Monday, October 4, 2010

Day 6

In production today we worked on more knife cuts.

The term "tournes"  is based on the verb tourner  which literally means "to turn" and it describes a method of trimming vegetables and fruits into various sized oval shapes (usually 2 inches long with 7 facets) that end up resembling something like a blunt-ended football.

In order to properly execute a tourne [pronounced tour-nay] cut you need a tourne knife which is a small pairing knife (see below) with a curved blade, also known as a "bird's beak" knife.

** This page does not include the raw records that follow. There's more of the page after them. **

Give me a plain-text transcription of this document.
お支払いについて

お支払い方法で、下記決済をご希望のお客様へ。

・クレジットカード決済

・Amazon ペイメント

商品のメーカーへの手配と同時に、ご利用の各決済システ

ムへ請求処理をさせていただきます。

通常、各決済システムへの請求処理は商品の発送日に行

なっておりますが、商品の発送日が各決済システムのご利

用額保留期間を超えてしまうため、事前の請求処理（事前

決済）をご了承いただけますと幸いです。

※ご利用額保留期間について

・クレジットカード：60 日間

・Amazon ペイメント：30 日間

Within the general category of "tournes" (turned vegetables) you have olivette, cocotte, anglaises, and chateau cuts which are four different olive-shaped sizes ranging from 1/2 inch to 2 1/2  inches long and 1/4 inch to 1 1/2 inches thick.

The term fondantes describes yet another potato cut where you leave a flat bottom on your potato and then you give it 5 facets which creates a sort of dome shape. 

We had to produce tournes with a potato, a zucchini, and a celery stick which was so much harder than I thought it was going to be:

Word on the street is that we are going to attempt the same cuts again tomorrow in hopes of showing great improvement overnight....right. 

Highlight of the day you ask?

My chef instructor was born and raised in Nebraska and can therefore be considered an expert when it comes to farm cuisine (IE biscuits and gravy, fried chicken, etc). He introduced us to a new kitchen slang term today: GBD aka golden brown & delicious. I had never heard it before but after doing some research when I got home today I discovered it is an Alton Brown-ism. Love him. 

This term can be used when describing any fried or grilled food item. 

 For example... 

When making a grilled cheese sandwich, place buttered bread in hot pan and grill until GDB. 

1 comment:

  1. I just came across your site. It's lovely. We learned the Tournes cuts yesterday in class also.